Fitou as rugas da palma, aquelas da vida e da morte, e como se as estivesse a cheirar ao mesmo tempo disse:
-Há quanto tempo! Sabes, estão pequenas porque não te visitei antes. – tranquilizou-me, sim tranquilizou, mas não consegui falar porque ainda sentia frio e a pele dele era áspera da ausência.
- Porque demoraste? És quem eu penso? – disse confuso.
- Sabes que estou nas impurezas e nas flores que compraste ontem. Já agora, porque compraste narcisos no meio das outras, não te bastam os outros estames mais pequenos?
- Gosto da flor, é branca, como o ruído do sexo.
- «Que ruído tan triste lo que hacen dos cuerpos cuando se aman!»
Que ruído tão triste, não, não é triste, é húmido.

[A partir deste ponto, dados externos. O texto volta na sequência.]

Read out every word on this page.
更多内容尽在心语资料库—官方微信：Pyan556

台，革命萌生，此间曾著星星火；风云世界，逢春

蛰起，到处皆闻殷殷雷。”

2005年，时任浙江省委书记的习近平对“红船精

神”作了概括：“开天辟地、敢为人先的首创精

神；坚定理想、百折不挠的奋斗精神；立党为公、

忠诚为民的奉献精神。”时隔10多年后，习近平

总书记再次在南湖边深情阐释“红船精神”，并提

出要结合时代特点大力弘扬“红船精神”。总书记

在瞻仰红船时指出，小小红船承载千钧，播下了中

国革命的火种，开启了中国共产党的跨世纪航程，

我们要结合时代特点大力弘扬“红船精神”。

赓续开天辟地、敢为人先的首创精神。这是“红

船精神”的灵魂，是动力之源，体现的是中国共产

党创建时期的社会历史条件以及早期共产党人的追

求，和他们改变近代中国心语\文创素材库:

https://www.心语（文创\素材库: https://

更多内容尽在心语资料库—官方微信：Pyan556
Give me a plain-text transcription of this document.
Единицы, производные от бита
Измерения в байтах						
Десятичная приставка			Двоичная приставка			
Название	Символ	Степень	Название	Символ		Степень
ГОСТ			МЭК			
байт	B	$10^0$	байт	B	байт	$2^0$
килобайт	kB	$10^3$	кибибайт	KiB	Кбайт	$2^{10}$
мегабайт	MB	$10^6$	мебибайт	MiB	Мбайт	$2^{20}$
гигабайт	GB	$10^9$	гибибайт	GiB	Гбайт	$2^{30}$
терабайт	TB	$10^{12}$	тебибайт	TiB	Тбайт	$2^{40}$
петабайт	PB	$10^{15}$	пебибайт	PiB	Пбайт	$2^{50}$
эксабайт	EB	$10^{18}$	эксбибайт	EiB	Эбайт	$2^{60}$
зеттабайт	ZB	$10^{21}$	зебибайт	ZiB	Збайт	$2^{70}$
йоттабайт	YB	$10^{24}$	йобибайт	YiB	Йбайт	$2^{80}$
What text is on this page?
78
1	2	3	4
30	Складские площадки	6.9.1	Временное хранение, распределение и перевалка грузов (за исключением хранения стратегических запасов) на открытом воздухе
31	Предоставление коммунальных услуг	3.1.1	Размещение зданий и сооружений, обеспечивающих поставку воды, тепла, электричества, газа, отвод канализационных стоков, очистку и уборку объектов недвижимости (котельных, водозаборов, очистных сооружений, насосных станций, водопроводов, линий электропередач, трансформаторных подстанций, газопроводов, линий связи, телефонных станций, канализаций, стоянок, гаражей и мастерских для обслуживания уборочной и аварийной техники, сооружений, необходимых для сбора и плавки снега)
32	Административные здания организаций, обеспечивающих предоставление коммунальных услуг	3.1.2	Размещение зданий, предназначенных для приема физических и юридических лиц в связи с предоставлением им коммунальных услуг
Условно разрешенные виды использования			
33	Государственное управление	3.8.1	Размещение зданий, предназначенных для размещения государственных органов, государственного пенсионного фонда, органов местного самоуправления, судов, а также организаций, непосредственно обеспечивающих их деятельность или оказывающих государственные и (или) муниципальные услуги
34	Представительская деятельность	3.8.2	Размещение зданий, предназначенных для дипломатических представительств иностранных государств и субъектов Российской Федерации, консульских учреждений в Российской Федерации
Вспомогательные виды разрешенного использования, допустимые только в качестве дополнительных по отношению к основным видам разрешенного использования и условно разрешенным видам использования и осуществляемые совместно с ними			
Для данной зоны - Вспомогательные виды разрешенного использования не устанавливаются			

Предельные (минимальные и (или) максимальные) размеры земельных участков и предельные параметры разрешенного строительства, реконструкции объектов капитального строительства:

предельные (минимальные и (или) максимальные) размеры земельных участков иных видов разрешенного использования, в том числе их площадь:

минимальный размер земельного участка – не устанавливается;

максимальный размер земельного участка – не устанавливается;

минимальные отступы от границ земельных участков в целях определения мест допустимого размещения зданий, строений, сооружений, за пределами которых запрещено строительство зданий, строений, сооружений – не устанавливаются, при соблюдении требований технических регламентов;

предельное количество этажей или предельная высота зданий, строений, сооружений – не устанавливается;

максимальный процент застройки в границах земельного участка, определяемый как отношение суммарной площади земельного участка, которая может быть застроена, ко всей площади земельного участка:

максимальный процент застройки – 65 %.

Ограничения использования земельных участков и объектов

A água tépida não tem humor. Creio portanto que não lhe devas chamar triste.
- Shhhh. As palavras são demais, e tu tens de me escrever mais regularmente. As tintas estão a secar e eu preciso de ti para engravidar de um sonho. Sente este ponto. – disse enquanto calcava a palma da mão.
Juntou-me as mãos tépidas e uniu-as quentes, e de repente não havia absolutamente ruído algum, nem de pombos, nem de cães.
- Tenho de ir. – sorriu e beijou-me a face esquerda.
Partiu como Judas e impacientemente remordo porque não percebi porque me viu a mão, nem porque me aquece a orelha esquerda há dias.
Quando abandono aquele espaço sinto o corpo avolumado, penso no ruído dos corpos e vou para casa. Coloco as flores na água fresca, as flores ainda estão frescas, talvez do frio, e deito-me gelado no sofá a escrever este texto enquanto lá fora há pessoas a gritarem e duas mulheres que choram. Morreu-lhes o cão.
E eu, sozinho, sem cão para morrer, acendo um cigarro e limpo um disco de Rachmaninoff que o ponho a girar no Telefunken.
As notas do piano engrossam e o fumo do cigarro dissolve os gritos das mulheres. Descanso as mãos nas pernas e o corpo da cabeça.
(...)
Fumo, fumo e fumo porque a orelha ainda aquece, há cães que ladram e eu sei que ele dorme em todas as divisões da casa.

19.1.07

verde génio.


Cheiro a colónia. É sangue de flores e erva, mas tem álcool e fixador.
Isto porque o meu corpo, ao contrário de Kafka, não se “escaravelhizou” (seja isso o que for). E não o fez porque hoje sou um molusco branco e dou por mim a pensar na fotossíntese das plantas e na razão física do verde.
Porque o verde tem um importante significado transfusional, assim como o azul lá de cima (já conheci um rapaz verde e eu já fui azul).
É como as crianças pintam a vida, já repararam, de verde e azul (o rosa e o encarnado só surgem quando lhes dizem que têm namorado(a)).
Grave seria usarem o verde e o azul noutra idade, porque descobrir a masturbação é guardar em caixas o deslumbramento dos guaches.
E há que ser crescido, crescido, crescido, não há tempo para tintas, e magenta é cor de menina. As flores já cheiram a finados porque a água apodreceu. As flores morrem depressa porque são frágeis, por isso não lhes toques, não lhes mires o estame que tem veneno.
É por isso que todos os sábados as senhoras (sim são só senhoras) oferecem a magia do verde ao mármore, porque os mortos são antídotos por excelência, e o veneno não lhes faz mal.
E se não tivéssemos deixado estragar a água das flores, e ao invés de mirar lhes tivéssemos arrancado os estames com a boca?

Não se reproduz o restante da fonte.